Tensile behaviour of pitting corroded steel bars: Laboratory investigation and probabilistic-based analysis

Abstract

Localised corrosion in steel bars has been a long-standing issue in the durability of reinforced concrete structures, but a comprehensive scheme for the analysis of pitting corroded steel bars, especially with respect to the deformation capacity, is not currently available. In this study, the morphological characteristics of 27 pitting steel bars were captured using a 3D scanner. The measured data were used to establish the probability distribution model of the cross-sectional areas of the corroded bars. Uniaxial tensile tests were conducted, and the evolving deformation field of the corroded bars was recorded through Digital Image Correlation (DIC). Based on the 3D reconstructed model and DIC results, an analytical method for evaluating the mechanical properties of pitting steel bars was developed and validated.
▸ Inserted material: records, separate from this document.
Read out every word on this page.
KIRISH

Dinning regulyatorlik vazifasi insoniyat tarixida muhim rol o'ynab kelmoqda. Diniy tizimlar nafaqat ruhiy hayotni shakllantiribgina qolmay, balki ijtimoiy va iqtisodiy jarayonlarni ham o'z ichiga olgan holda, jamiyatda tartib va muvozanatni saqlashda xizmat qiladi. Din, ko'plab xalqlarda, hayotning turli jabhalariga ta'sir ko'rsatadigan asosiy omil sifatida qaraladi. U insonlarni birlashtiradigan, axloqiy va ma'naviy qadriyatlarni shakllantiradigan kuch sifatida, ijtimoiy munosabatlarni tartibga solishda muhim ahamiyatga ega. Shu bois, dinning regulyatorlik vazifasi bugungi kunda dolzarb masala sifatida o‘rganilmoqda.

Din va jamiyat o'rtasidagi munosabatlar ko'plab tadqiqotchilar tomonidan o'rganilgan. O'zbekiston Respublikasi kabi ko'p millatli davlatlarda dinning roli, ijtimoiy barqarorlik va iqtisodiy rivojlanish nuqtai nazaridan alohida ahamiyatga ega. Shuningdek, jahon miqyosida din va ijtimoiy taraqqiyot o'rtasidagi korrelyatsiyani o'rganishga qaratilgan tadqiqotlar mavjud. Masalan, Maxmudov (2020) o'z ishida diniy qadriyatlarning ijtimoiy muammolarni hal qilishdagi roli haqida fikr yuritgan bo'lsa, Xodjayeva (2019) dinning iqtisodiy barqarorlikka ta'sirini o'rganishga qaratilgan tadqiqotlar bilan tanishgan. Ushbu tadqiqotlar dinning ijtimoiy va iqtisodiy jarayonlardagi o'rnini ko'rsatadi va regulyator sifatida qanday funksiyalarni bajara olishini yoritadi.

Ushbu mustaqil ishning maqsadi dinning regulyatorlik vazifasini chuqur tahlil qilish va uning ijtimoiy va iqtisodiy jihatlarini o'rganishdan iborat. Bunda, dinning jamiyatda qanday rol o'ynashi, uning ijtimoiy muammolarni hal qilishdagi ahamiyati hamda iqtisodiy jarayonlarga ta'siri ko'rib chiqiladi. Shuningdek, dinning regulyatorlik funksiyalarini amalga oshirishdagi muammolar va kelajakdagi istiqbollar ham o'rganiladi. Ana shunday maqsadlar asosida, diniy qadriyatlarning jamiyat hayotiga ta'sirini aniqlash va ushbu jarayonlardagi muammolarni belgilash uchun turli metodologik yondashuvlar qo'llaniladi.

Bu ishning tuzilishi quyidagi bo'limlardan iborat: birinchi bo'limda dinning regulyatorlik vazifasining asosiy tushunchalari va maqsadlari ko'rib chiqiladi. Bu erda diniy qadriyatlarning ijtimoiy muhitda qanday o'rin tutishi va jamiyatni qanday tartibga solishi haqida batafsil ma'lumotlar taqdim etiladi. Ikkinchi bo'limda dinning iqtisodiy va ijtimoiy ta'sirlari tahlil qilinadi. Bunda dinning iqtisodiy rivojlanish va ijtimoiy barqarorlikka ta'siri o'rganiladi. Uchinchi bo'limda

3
The results show that the two-component Gaussian mixture distribution model outperforms conventional unimodal distribution models. Comparison of the analytical results with experimental data demonstrates that the proposed procedure is capable of predicting not only the ultimate strength but also the gauge length-dependent ultimate strain of corroded bars. Additionally, there exists a strengthening effect in the ultimate stress at the critical sections and this effect should not be ignored for accurate predictions.